The Program for International Student Assessment (PISA) is the OECD’s benchmarking tool to assess achievement and application of key knowledge and skills of 15 year-olds.
It tests proficiency in mathematics, reading, science, and problem-solving. PISA measures 15-year-olds’ ability to use their reading, mathematics and science knowledge and skills to meet real-life challenges.
PISA provides the most comprehensive and rigorous international assessment of student learning outcomes to date. Results from PISA indicate the quality and equity of learning outcomes attained around the world, and allow educators and policy makers to learn from the policies and practices applied in other countries.
Launched in 2000, PISA is conducted every three years, with a focus on one of the subjects in each round. In 2018, the focus is on Reading. The test was taken by representative samples from 79 countries, including nearly 600,000 students.
The results of PISA 2018 survey were released in early December 2019. Six MENA countries participated in the PISA 2018 round: Jordan, Lebanon, Morocco, Qatar, Saudi Arabia and the United Arab Emirates.
Results of the PISA 2018 survey show that the six MENA countries continue to perform quite poorly, with a 55% of the learners in MENA stuck below the basic proficiency level in reading compared to 23% in OECD countries.
Saudi Arabia and Morocco are participating for the first time, and in both cases the results are disappointing. Moreover, the top performer in the region, United Arab Emirates, continues to decline, little by little, on each PISA wave.

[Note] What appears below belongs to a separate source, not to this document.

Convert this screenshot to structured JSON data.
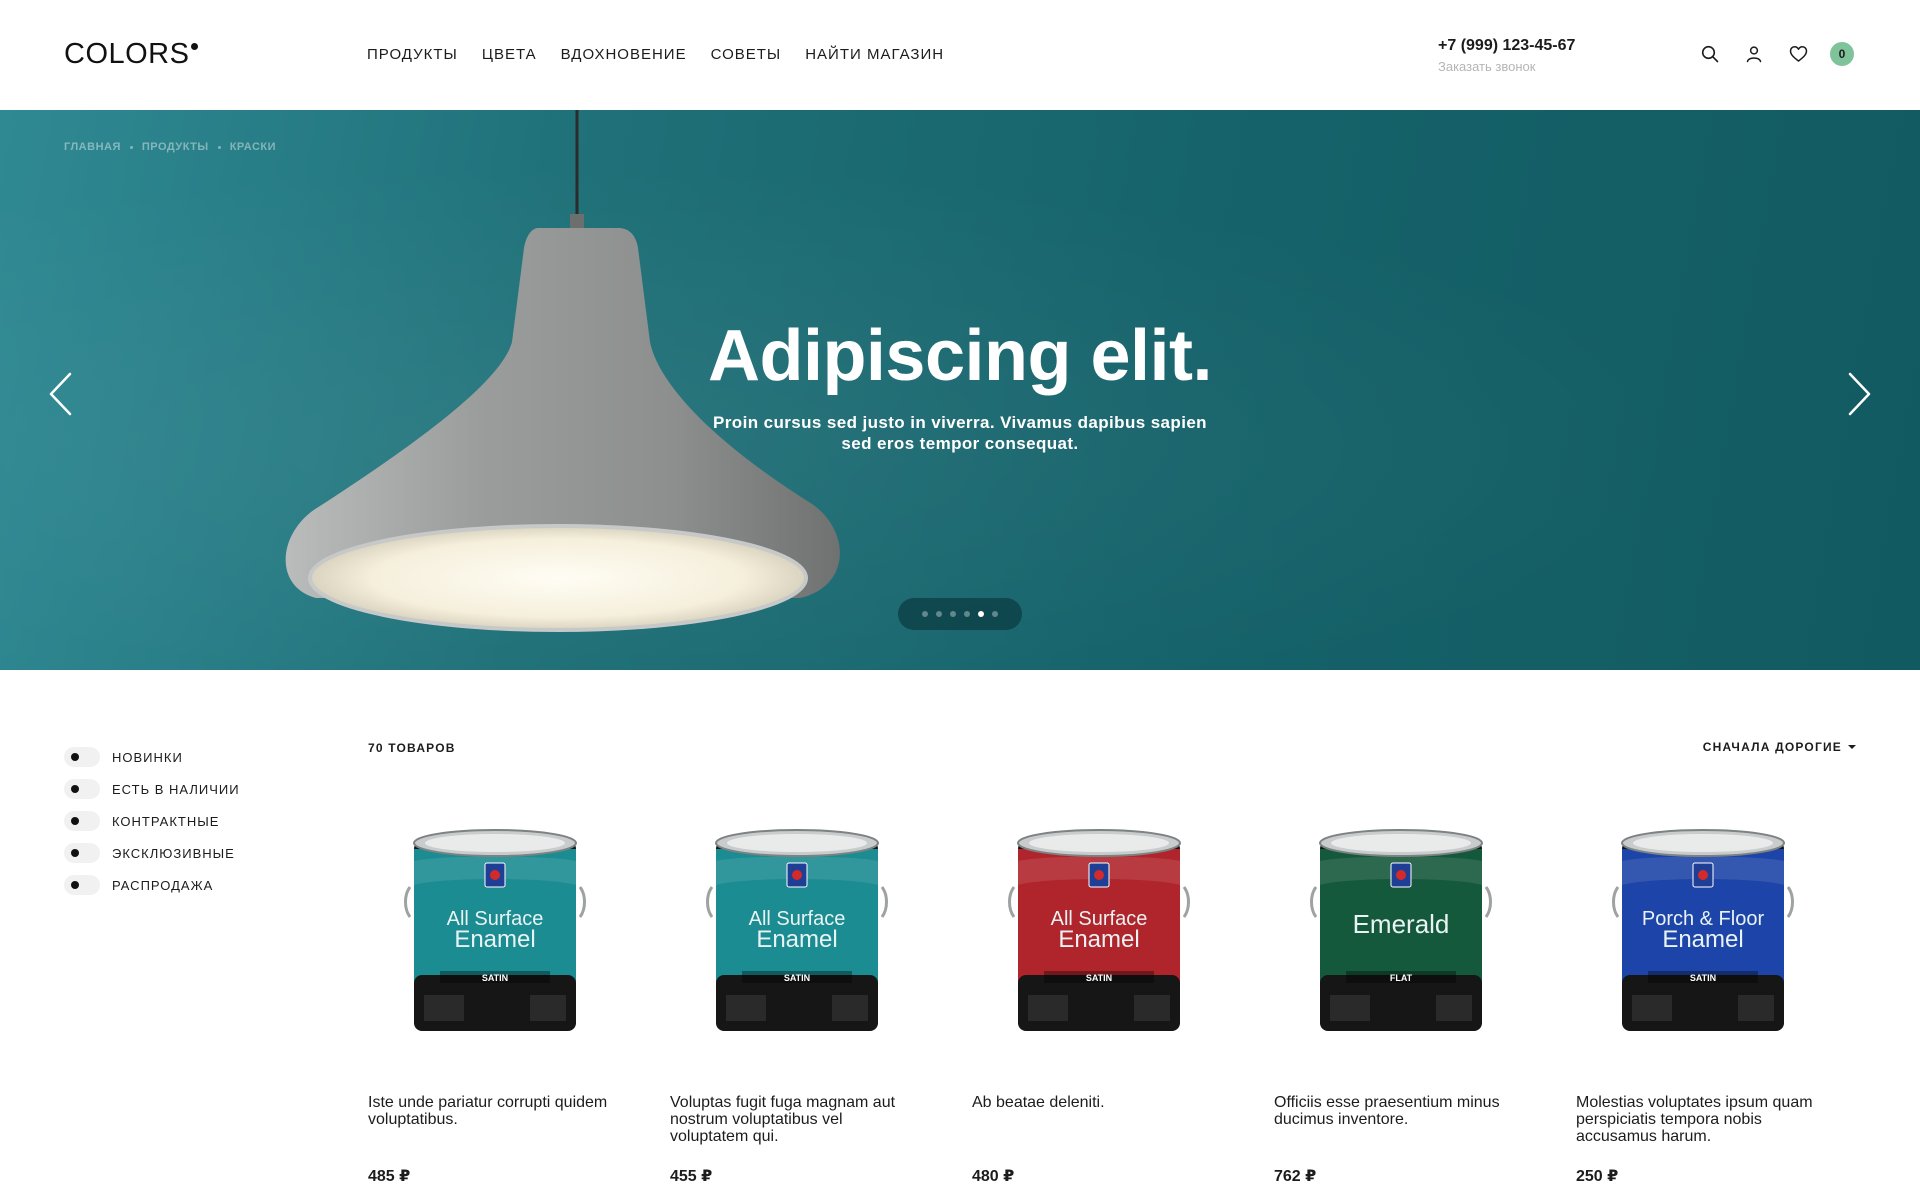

Lebanon remains the region’s poorest performer in reading, despite a marginal improvement over 2015. Jordan has rebounded rather spectacularly and is the second non-OECD country to improve the most since 2015. Jordan becomes a textbook example of a country that has been able to recover and then significantly improve student assessment after a long fiscal crisis coupled with the Syrian refugee influx. Qatar is one of the seven countries in the world that shows continued improvement in all three subjects and in all PISA waves (since 2009).
Jordan: Program for International Student Assessment – PISA 2018 (PDF format)
The new 2018 PISA data are available through World Bank’s EdStats Learning Outcome Query. To locate the PISA indicators, filter or search for PISA in the Series selection window. The dataset includes reading, mathematics, and science mean scores, score distributions, and proficiency levels for 15 year old students in 79 countries. The dataset also includes gender disaggregation and all previous PISA rounds to compare performance over time.
Also, the Learning Outcome Dashboards visualize the PISA data by country, year, and subject. The "By Assessment" Dashboard compiles the performance of all countries on each subject.